Despite the “special times” we’re loaded up on, where the new norm is nothing normal, we still have to find time to do those every day life things like email, laundry, cooking, sleeping, and making money. We also have to remember that despite our numerous “special circumstances” this year, our parenting philosophies still apply.

It’s after spending two full days in the car, only to find we can’t stay in the spot we’ve finally arrived at, that we long to pacify her emotions (or ours!) with technology, food, threats, and bribes. Which I think would be fine if these special circumstances were in fact special, rather than everyday occurrences. If we don’t resist the lure of these easy solutions, pretty soon it will just become how we parent.

And I can already see us slipping down that unwanted slope. Since the trip began, her inconsistent bedtime has thrown her off so much that we’re all sleeping less, fighting more, and struggling to fully enjoy the “special times” we’re keeping her awake for in the first place.

Now, after a month of being on the road and repeatedly neglecting so much of our self care and healthy habits, we’re starting to feel it hard. So I decided to try to get us back where we need to be.

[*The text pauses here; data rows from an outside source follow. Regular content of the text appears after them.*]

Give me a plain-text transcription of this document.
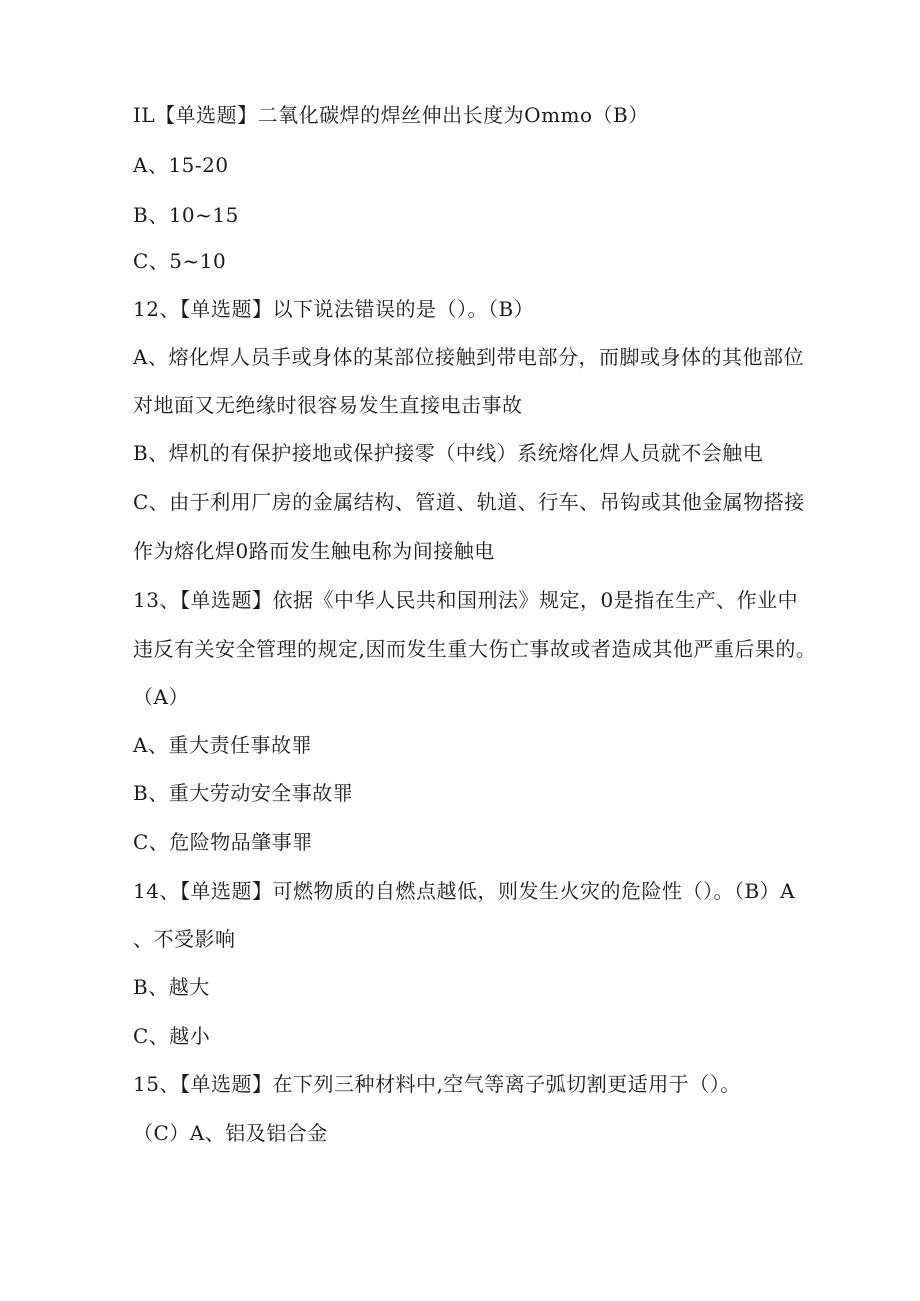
IL【单选题】二氧化碳焊的焊丝伸出长度为Ommo（B）
A、15-20
B、10~15
C、5~10
12、【单选题】以下说法错误的是（）。（B）
A、熔化焊人员手或身体的某部位接触到带电部分，而脚或身体的其他部位
对地面又无绝缘时很容易发生直接电击事故
B、焊机的有保护接地或保护接零（中线）系统熔化焊人员就不会触电
C、由于利用厂房的金属结构、管道、轨道、行车、吊钩或其他金属物搭接
作为熔化焊0路而发生触电称为间接触电
13、【单选题】依据《中华人民共和国刑法》规定，0是指在生产、作业中
违反有关安全管理的规定,因而发生重大伤亡事故或者造成其他严重后果的。
（A）
A、重大责任事故罪
B、重大劳动安全事故罪
C、危险物品肇事罪
14、【单选题】可燃物质的自燃点越低，则发生火灾的危险性（）。（B）A
、不受影响
B、越大
C、越小
15、【单选题】在下列三种材料中,空气等离子弧切割更适用于（）。
（C）A、铝及铝合金
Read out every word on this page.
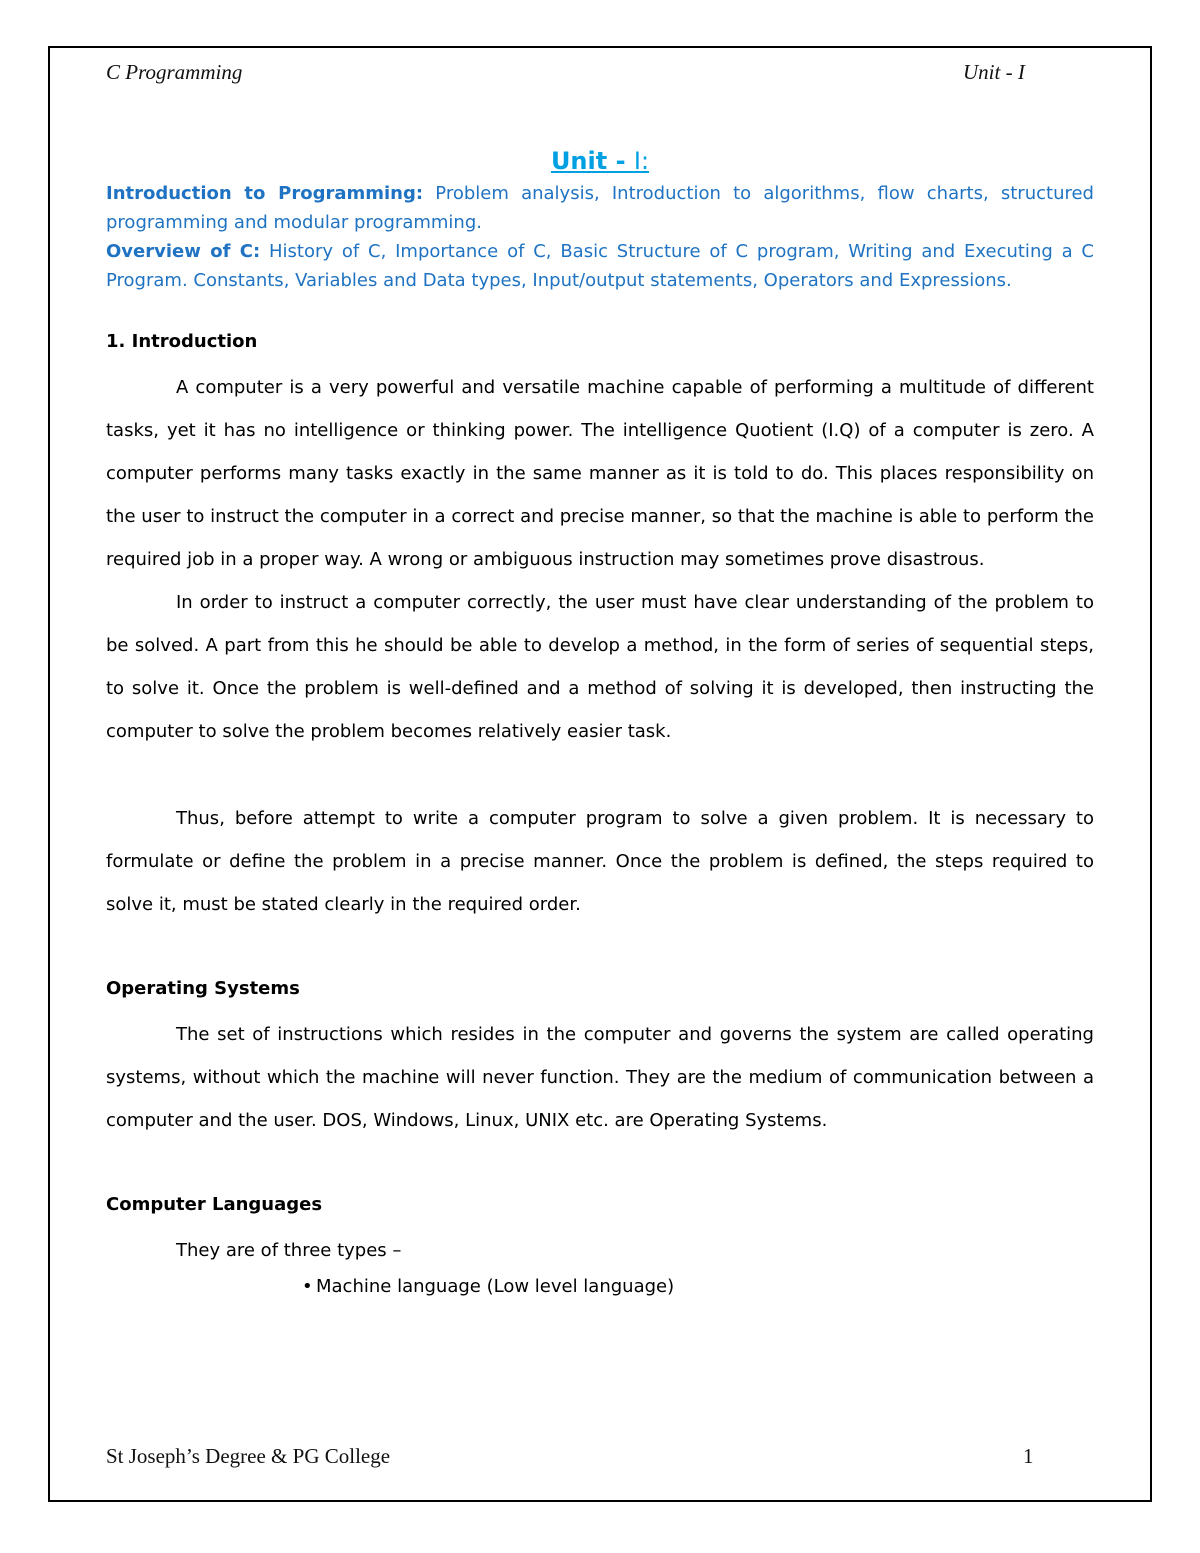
C Programming	Unit - I
Unit - I:

Introduction to Programming: Problem analysis, Introduction to algorithms, flow charts, structured programming and modular programming.

Overview of C: History of C, Importance of C, Basic Structure of C program, Writing and Executing a C Program. Constants, Variables and Data types, Input/output statements, Operators and Expressions.

1. Introduction

A computer is a very powerful and versatile machine capable of performing a multitude of different tasks, yet it has no intelligence or thinking power. The intelligence Quotient (I.Q) of a computer is zero. A computer performs many tasks exactly in the same manner as it is told to do. This places responsibility on the user to instruct the computer in a correct and precise manner, so that the machine is able to perform the required job in a proper way. A wrong or ambiguous instruction may sometimes prove disastrous.

In order to instruct a computer correctly, the user must have clear understanding of the problem to be solved. A part from this he should be able to develop a method, in the form of series of sequential steps, to solve it. Once the problem is well-defined and a method of solving it is developed, then instructing the computer to solve the problem becomes relatively easier task.

Thus, before attempt to write a computer program to solve a given problem. It is necessary to formulate or define the problem in a precise manner. Once the problem is defined, the steps required to solve it, must be stated clearly in the required order.

Operating Systems

The set of instructions which resides in the computer and governs the system are called operating systems, without which the machine will never function. They are the medium of communication between a computer and the user. DOS, Windows, Linux, UNIX etc. are Operating Systems.

Computer Languages

They are of three types –

• Machine language (Low level language)

St Joseph’s Degree & PG College	1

Only I had NO idea how hard I was going to have to fight for that… and how hard I’d fail anyways. Which was when things got really challenging for me.
 I’ve spent the past nine years fighting my fearful nature that tells me I need to control everything (and everyone) around me to prevent bad things from happening. I’ve definitely seen improvement in this area since I recognized it, but on this trip I’ve been feeling very out of control of my body, my circumstances, and those around me, and my anxiety has been increasing at each stop because of that… increasing to levels I’ve never dealt with before.
In my normal life, order and structure are the coping mechanisms I use to keep much of my anxiety at bay. I don’t think you’ll be surprised to hear that those are hard to come by when we’re waking up in a new state each week.
The truth is, almost every aspect of this trip has taken something I really struggle with in life and dug the knife in deeper. Like facing the moment we ran out of water in our RV tanks at the exact same time that two toddlers were freezing in a suddenly dry shower, and another kid threw up everywhere. Prior to my emetophobia (vomit phobia) therapy, this situation alone would’ve sent me over the edge all by itself. But I kept it together for the poor sick kid who’s parents weren’t even there, as my husband and brother-in-law carried up one jug at a time of unsafe river water to fill the carhouse with (also triggering my phobia since that water could make us all sick).
Later that night after everyone was finally asleep, Celia woke up teething at 4am and couldn’t go back to sleep. She also woke up everyone else, and it happened to be on a travel day, when we all had lots of work to do that inevitably went awry.
So it was NOT a good moment for me, let’s just say that. Yes, I DID make it through (whatever that means), but rather than finding comfort in that, my anxiety was intensely heightened as I felt things around me could fall apart like that again at any moment and I had no control over it or anyway to insulate myself from it.

I’ve found that when life gets too fast or intense for me, I need space and alone time to cope. Scottie nicely says I’m a “deep thinker and need time to get my brain into sorts when things get chaotic”. I’d say I’m an introvert who sees the value of relationships, but who needs alone time to fuel my intense participation in them.

However you say it, the bottom line is that especially after our busier stops and travel days, I desperately need that recharging time on this trip. I was already deficient in it when we arrived at Mount Rainer, where I wasn’t able to refuel, and I knew we were heading to Seattle to spend some really special time with family we rarely get to see. Being on the edge of a breakdown was not at all how I’d hoped to arrive at the family stop we’d been looking forward to.